If you are in the market for a coach, make sure your coach is someone who shares your core values. If you don’t like rudeness, criticism and self-righteousness, don’t hire someone like Dr. Phil!  Keep looking! There is someone out there who will be a good fit for you and you may not have to go far 😉

If you want to learn more about how to implement coaching tools into your every day dialogues, click here.

PS My doctor never once shouted at me as I lay there terrified on the operating table, “NATURAL DELIVERY HUH….HOW’S THAT WORKIN’ FOR YA??!!” She would have been sooo fired!

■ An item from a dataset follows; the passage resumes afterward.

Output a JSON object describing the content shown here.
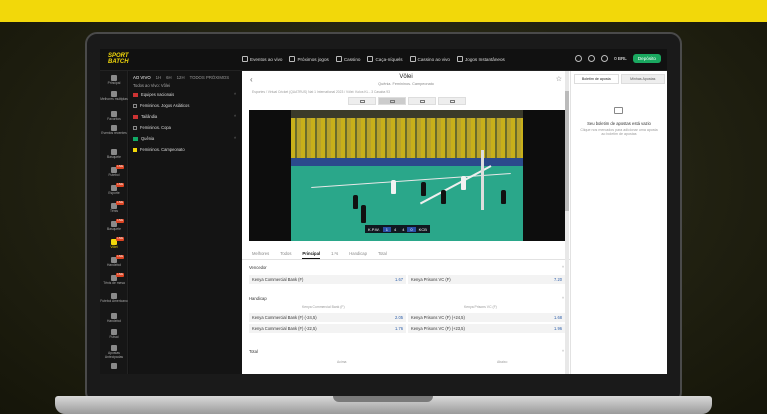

3 responses to “What’s Wrong With Dr. Phil?

  1. Pingback: Tweets that mention What’s Wrong With Dr. Phil? « Dana's My Coach -- Topsy.com

  2. Nathan Toups January 9, 2011 at 3:31 pm

    Great post. I share you views on Dr. Phil, and enjoyed reading your thoughts on the remedy. I know I can apply this in my own IT consulting practice as well.

  3. Dana Minney January 9, 2011 at 4:03 pm

    Thanks, Nathan! Good to hear that! Good luck!